Pequenas histórias 003
Tinha esquecido as palavras em cima dos nervos da dúvida quando, apaziguando a raiva numa calma de sossego, girou a atenção para outro ponto. Não foi preciso mudar de posição o corpo, apenas uma leve torção do pescoço para ver o que lhe interessava. E o que o viu não o surpreendeu, apenas veio confirmar o que há tempos suspeitava. Não se abalou. Voltou para a posição normal, pediu mais uma cerveja, e calmamente tomou como se fosse veneno.

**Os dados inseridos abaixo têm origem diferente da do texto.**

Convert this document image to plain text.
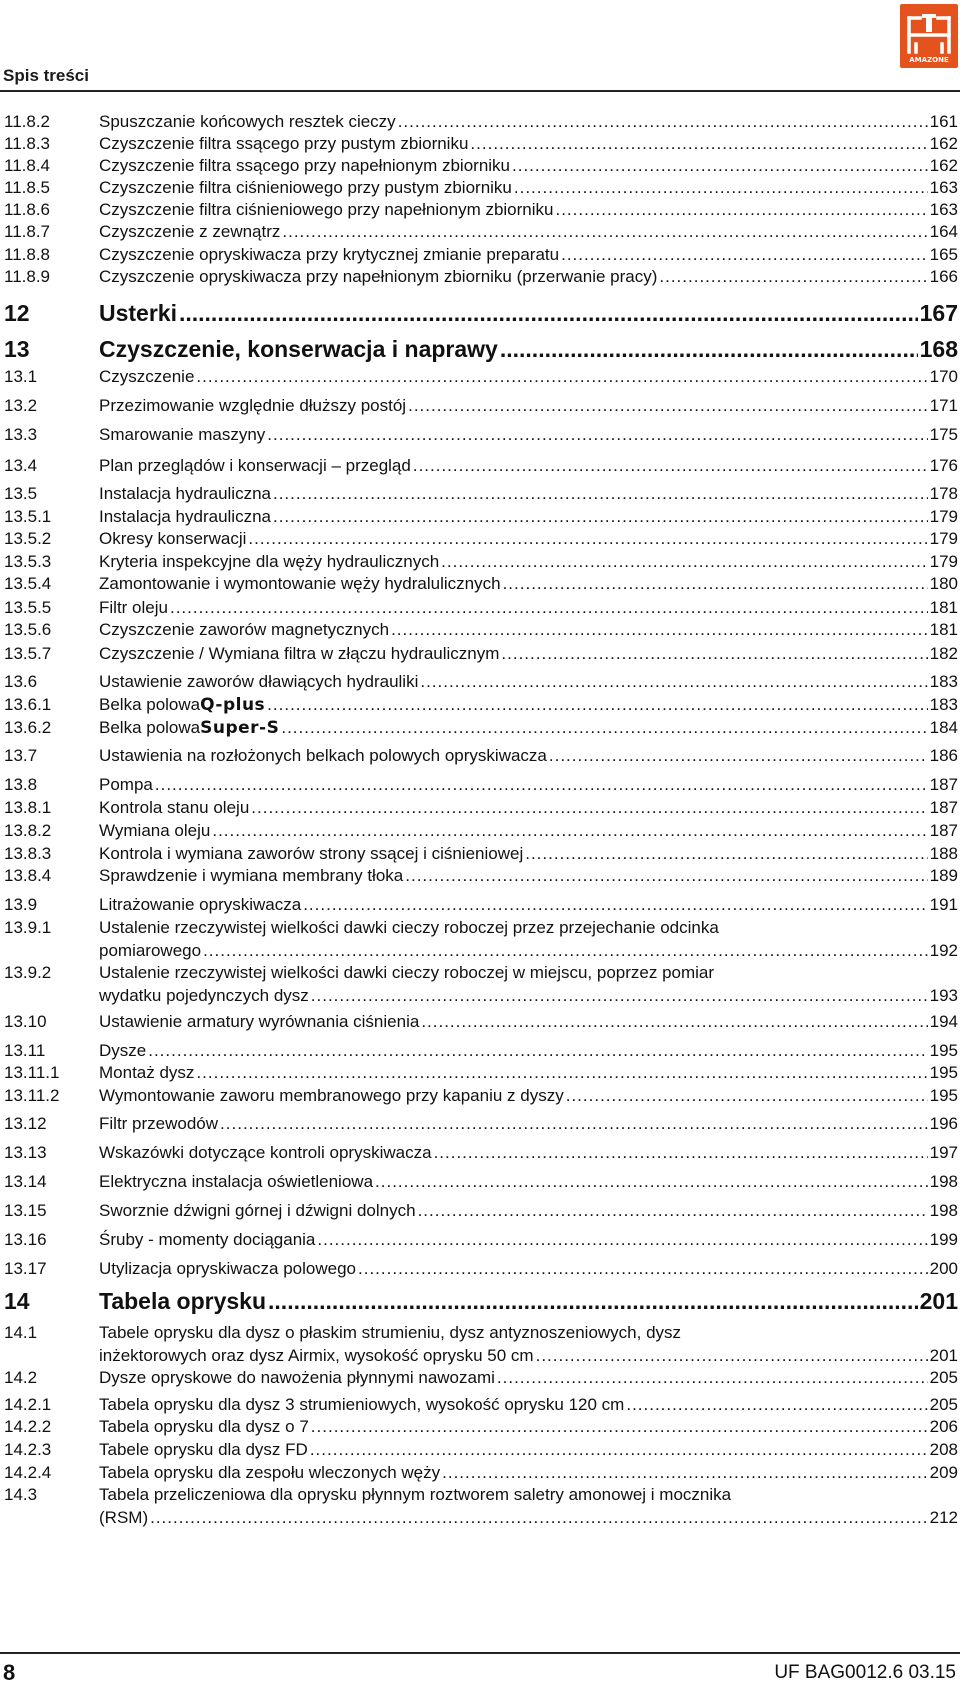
AMAZONE
Spis treści
11.8.2	Spuszczanie końcowych resztek cieczy .....	161
11.8.3	Czyszczenie filtra ssącego przy pustym zbiorniku .....	162
11.8.4	Czyszczenie filtra ssącego przy napełnionym zbiorniku .....	162
11.8.5	Czyszczenie filtra ciśnieniowego przy pustym zbiorniku .....	163
11.8.6	Czyszczenie filtra ciśnieniowego przy napełnionym zbiorniku .....	163
11.8.7	Czyszczenie z zewnątrz .....	164
11.8.8	Czyszczenie opryskiwacza przy krytycznej zmianie preparatu .....	165
11.8.9	Czyszczenie opryskiwacza przy napełnionym zbiorniku (przerwanie pracy) .....	166
12	Usterki .....	167
13	Czyszczenie, konserwacja i naprawy .....	168
13.1	Czyszczenie .....	170
13.2	Przezimowanie względnie dłuższy postój .....	171
13.3	Smarowanie maszyny .....	175
13.4	Plan przeglądów i konserwacji – przegląd .....	176
13.5	Instalacja hydrauliczna .....	178
13.5.1	Instalacja hydrauliczna .....	179
13.5.2	Okresy konserwacji .....	179
13.5.3	Kryteria inspekcyjne dla węży hydraulicznych .....	179
13.5.4	Zamontowanie i wymontowanie węży hydralulicznych .....	180
13.5.5	Filtr oleju .....	181
13.5.6	Czyszczenie zaworów magnetycznych .....	181
13.5.7	Czyszczenie / Wymiana filtra w złączu hydraulicznym .....	182
13.6	Ustawienie zaworów dławiących hydrauliki .....	183
13.6.1	Belka polowa Q-plus .....	183
13.6.2	Belka polowa Super-S .....	184
13.7	Ustawienia na rozłożonych belkach polowych opryskiwacza .....	186
13.8	Pompa .....	187
13.8.1	Kontrola stanu oleju .....	187
13.8.2	Wymiana oleju .....	187
13.8.3	Kontrola i wymiana zaworów strony ssącej i ciśnieniowej .....	188
13.8.4	Sprawdzenie i wymiana membrany tłoka .....	189
13.9	Litrażowanie opryskiwacza .....	191
13.9.1	Ustalenie rzeczywistej wielkości dawki cieczy roboczej przez przejechanie odcinka
pomiarowego .....	192
13.9.2	Ustalenie rzeczywistej wielkości dawki cieczy roboczej w miejscu, poprzez pomiar
wydatku pojedynczych dysz .....	193
13.10	Ustawienie armatury wyrównania ciśnienia .....	194
13.11	Dysze .....	195
13.11.1 Montaż dysz .....	195
13.11.2 Wymontowanie zaworu membranowego przy kapaniu z dyszy .....	195
13.12	Filtr przewodów .....	196
13.13	Wskazówki dotyczące kontroli opryskiwacza .....	197
13.14	Elektryczna instalacja oświetleniowa .....	198
13.15	Sworznie dźwigni górnej i dźwigni dolnych .....	198
13.16	Śruby - momenty dociągania .....	199
13.17	Utylizacja opryskiwacza polowego .....	200
14	Tabela oprysku .....	201
14.1	Tabele oprysku dla dysz o płaskim strumieniu, dysz antyznoszeniowych, dysz
inżektorowych oraz dysz Airmix, wysokość oprysku 50 cm .....	201
14.2	Dysze opryskowe do nawożenia płynnymi nawozami .....	205
14.2.1	Tabela oprysku dla dysz 3 strumieniowych, wysokość oprysku 120 cm .....	205
14.2.2	Tabela oprysku dla dysz o 7 .....	206
14.2.3	Tabele oprysku dla dysz FD .....	208
14.2.4	Tabela oprysku dla zespołu wleczonych węży .....	209
14.3	Tabela przeliczeniowa dla oprysku płynnym roztworem saletry amonowej i mocznika
(RSM) .....	212
8	UF BAG0012.6 03.15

E lentamente, bem lentamente desviou a atenção, desceu até o limite do sentimento, e, se postou dentro do ciúme corrosivo queimando-se pela chama da traição. Quietou-se no silencio que, apesar do alvoroço do palco com a banda tocando alto, das pessoas dançando freneticamente na pista, sentiu o silencio envolvendo-o. De onde estava, sem se virar, via os gracejos, os beijos, as caricias, as risadas, como se tivessem fazendo piada sobre ele.

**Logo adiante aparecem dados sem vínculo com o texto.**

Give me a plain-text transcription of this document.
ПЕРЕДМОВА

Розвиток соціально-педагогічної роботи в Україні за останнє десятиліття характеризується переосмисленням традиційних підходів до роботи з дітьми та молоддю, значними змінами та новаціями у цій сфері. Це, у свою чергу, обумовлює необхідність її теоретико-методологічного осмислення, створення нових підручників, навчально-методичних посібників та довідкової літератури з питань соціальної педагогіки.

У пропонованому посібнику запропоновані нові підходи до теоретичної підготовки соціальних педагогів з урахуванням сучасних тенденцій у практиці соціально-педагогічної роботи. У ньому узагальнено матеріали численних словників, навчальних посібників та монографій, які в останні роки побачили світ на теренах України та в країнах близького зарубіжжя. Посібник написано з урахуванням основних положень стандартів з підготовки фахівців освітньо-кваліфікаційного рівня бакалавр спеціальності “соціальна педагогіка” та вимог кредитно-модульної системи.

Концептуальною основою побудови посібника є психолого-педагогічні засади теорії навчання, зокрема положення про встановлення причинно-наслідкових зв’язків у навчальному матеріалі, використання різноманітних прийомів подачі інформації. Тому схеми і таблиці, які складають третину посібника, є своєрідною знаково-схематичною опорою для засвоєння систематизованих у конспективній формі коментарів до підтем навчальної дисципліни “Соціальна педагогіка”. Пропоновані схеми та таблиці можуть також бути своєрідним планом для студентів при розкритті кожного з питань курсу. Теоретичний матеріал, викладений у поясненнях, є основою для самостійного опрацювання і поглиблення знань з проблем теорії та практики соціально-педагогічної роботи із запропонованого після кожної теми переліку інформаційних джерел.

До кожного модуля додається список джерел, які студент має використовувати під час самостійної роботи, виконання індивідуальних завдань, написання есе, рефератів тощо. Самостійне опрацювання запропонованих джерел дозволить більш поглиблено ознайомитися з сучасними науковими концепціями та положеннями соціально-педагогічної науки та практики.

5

Sem se precipitar, aproximou-se da mesa onde eles estavam. Assustados não tiveram tempo de reagir. Cada um recebeu um tiro a queima roupa bem no peito, fulminando-os instantaneamente. E antes que pudessem entender o que estava acontecendo, virou a arma para a cabeça e disparou.
- Você tem sorte de estar vivo. Não sei como e nem porque a bala foi desviada, atingiu somente a região do olho causando cegueira. – dissera o médico, assim que acordou após ser operado.
Tem razão, tive sorte, estou vivo, vivo preso na escuridão do meu ciúme ignorante.